Atopic dermatitis is a complex condition with multiple potential causes, as there is no singular factor responsible for its onset. It occurs when the skin's barrier function is compromised, rendering the skin more sensitive and susceptible to irritants, allergens, and environmental factors. When exposure to an irritant or allergen leads to symptoms, it is referred to as contact dermatitis.

What foods trigger atopic dermatitis?

Concerning food triggers for atopic dermatitis, numerous allergens can contribute to its onset. Common culprits include peanuts, tree nuts, eggs, soy, cow’s milk, wheat, shellfish, and seafood.

Is atopic dermatitis contagious?

It's important to note that atopic dermatitis is not contagious. Even if an individual has an active rash, the condition itself cannot be transmitted from person to person. However, if the rash starts to weep, indicating a potential infection, there is a slight risk of spreading the infection to others through direct physical contact.

How is atopic dermatitis treated?

Several medications and therapies are available to effectively manage the symptoms of atopic dermatitis.
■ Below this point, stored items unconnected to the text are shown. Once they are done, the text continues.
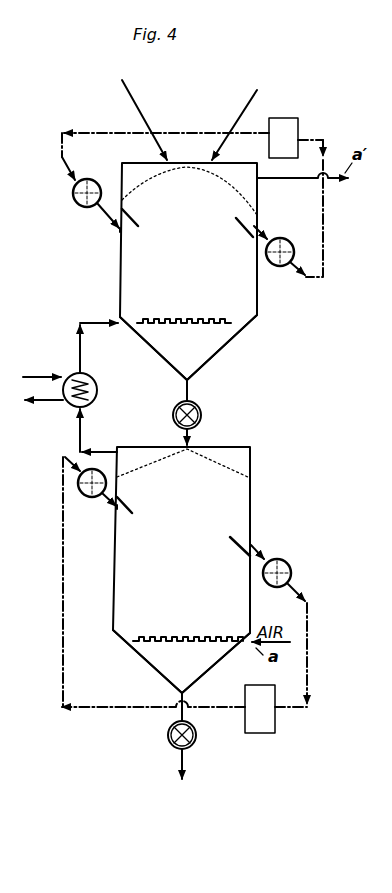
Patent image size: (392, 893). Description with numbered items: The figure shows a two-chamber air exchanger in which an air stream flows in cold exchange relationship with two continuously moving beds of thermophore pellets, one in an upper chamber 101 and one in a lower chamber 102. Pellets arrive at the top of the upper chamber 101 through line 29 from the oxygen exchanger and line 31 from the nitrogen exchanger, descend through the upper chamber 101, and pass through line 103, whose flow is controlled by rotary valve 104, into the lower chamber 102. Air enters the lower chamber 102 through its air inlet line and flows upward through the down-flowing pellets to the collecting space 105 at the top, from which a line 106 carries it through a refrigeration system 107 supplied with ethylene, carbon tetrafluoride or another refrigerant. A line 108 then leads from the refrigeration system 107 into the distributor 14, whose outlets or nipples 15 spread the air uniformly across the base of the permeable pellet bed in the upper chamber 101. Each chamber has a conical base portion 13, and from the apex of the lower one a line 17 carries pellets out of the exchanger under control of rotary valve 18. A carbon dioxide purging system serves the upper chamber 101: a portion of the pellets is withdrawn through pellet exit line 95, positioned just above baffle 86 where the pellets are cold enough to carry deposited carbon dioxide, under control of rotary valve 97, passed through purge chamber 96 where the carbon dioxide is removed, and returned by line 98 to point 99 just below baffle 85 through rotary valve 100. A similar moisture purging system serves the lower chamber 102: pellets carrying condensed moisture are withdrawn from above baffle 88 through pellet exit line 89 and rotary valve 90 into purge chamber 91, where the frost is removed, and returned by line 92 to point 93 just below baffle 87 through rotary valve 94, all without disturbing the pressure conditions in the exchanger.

The line 29 is at (135, 92).
The line 31 is at (247, 98).
The line 98 is at (84, 131).
The purge chamber 96 is at (296, 197).
The rotary valve 100 is at (78, 206).
The point 99 is at (118, 233).
The baffle 85 is at (139, 222).
The baffle 86 is at (243, 232).
The pellet exit line 95 is at (268, 234).
The rotary valve 97 is at (286, 268).
The upper chamber 101 is at (258, 296).
The outlets or nipples 15 is at (191, 322).
The distributor 14 is at (177, 329).
The line 108 is at (83, 356).
The refrigeration system 107 is at (99, 388).
The line 106 is at (94, 426).
The line 103 is at (195, 385).
The rotary valve 104 is at (203, 412).
The collecting space 105 is at (250, 460).
The lower chamber 102 is at (252, 504).
The rotary valve 94 is at (88, 498).
The point 93 is at (115, 509).
The baffle 87 is at (133, 508).
The baffle 88 is at (240, 546).
The pellet exit line 89 is at (263, 560).
The rotary valve 90 is at (292, 570).
The conical base portion 13 is at (131, 657).
The line 92 is at (92, 710).
The purge chamber 91 is at (276, 668).
The rotary valve 18 is at (197, 737).
The line 17 is at (190, 765).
These include:

Topical Steroid Creams:

Corticosteroid creams or ointments are utilized to control itching and promote skin repair. Strict adherence to prescribed usage is crucial to avoid potential side effects such as skin thinning or pigment loss.

Oral Steroids:

In severe cases, healthcare providers may prescribe oral corticosteroids like prednisone to control inflammation. Due to potential side effects, these drugs are used for a short duration and require strict adherence to instructions.

Dupilumab (Dupixent):

An FDA-approved injectable medication designed for individuals with severe atopic dermatitis who have not responded to other treatments.
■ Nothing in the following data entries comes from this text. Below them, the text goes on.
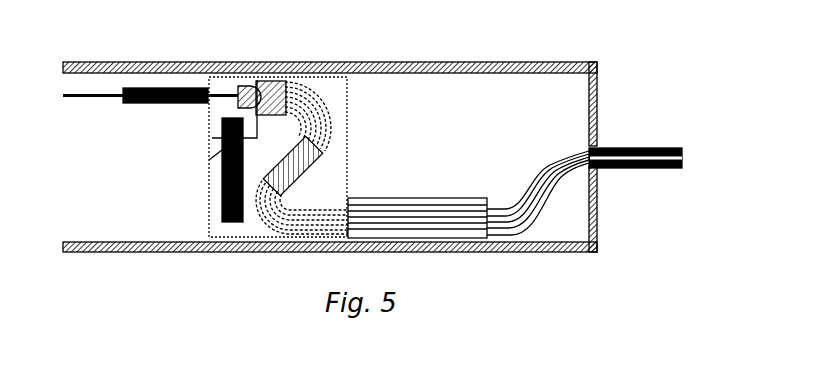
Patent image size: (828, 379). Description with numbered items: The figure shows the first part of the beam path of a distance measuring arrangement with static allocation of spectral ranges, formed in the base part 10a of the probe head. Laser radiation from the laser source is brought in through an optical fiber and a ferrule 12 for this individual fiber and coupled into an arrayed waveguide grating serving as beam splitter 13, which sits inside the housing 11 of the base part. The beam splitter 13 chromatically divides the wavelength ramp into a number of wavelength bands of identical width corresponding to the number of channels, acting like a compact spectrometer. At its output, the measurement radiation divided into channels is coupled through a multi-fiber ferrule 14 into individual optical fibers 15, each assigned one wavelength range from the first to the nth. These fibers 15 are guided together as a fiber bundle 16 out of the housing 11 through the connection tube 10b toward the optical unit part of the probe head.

The optical device / housing input side 10a is at (205, 275).
The connection tube 10b is at (644, 180).
The housing 11 is at (330, 144).
The ferrule 12 is at (150, 113).
The beam splitter 13 is at (312, 157).
The multi-fiber ferrule 14 is at (417, 193).
The optical fibers 15 is at (528, 195).
The fiber bundle 16 is at (601, 139).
Antibiotics, Antivirals, or Antifungals:

Prescribed if atopic dermatitis becomes infected, these medications help eliminate infections and alleviate symptoms.

Wet Dressings:

Involves applying steroid creams and wrapping the skin with wet bandages, typically administered in a hospital setting for severe flare-ups.

Light Therapy:

Beneficial for individuals experiencing severe flare-ups despite traditional treatments. In light therapy, controlled amounts of ultraviolet rays are applied to the skin. Caution is advised regarding long-term use, as it may increase the risk of skin cancer and premature aging. It's essential to follow healthcare provider recommendations diligently to ensure the safe and effective management of atopic dermatitis symptoms.
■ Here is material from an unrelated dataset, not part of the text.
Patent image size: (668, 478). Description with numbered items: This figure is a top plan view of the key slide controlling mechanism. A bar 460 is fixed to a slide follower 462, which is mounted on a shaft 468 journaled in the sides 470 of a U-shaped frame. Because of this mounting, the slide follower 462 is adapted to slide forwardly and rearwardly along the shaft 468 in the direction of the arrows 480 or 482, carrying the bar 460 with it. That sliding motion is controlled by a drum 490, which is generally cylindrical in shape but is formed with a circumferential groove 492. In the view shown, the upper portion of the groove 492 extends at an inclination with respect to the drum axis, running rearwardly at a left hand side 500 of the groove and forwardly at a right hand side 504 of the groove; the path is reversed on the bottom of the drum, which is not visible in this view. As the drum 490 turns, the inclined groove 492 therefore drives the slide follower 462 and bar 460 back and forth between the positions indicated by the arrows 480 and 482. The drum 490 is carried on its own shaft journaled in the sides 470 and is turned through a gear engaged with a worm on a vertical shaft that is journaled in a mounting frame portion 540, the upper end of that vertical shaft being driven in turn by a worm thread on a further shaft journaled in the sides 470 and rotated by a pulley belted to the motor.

Establishing a simple skincare routine can be instrumental in preventing eczema flares. Consider the following tips to mitigate the drying effects of bathing:

Moisturize Regularly:

Apply moisturizer to your skin at least twice daily. Products like creams, ointments, shea butter, and lotions effectively seal in moisture. Choose a product that suits your preferences—ideally one that is safe, affordable, effective, and free of scents.

Petroleum Jelly for Babies:

Using petroleum jelly on your baby's skin may aid in preventing the development of atopic dermatitis.

Mindful Bathing:

Engage in a daily bath or shower routine. Opt for warm, not hot, water and limit the duration to around 10 minutes. Utilize a gentle, non-soap cleanser without dyes, alcohols, or fragrances. For young children, warm water alone is often sufficient—avoiding the use of soap or bubble bath, as they can be irritating. For individuals of any age, steer clear of deodorant soaps and antibacterial soaps, as they can strip the skin of natural oils and induce dryness. Avoid vigorous scrubbing with a washcloth or loofah.

Pat Dry and Immediate Moisturization:

After bathing, delicately pat your skin with a soft towel. Apply moisturizer while your skin is still damp, within three minutes of drying, to lock in hydration.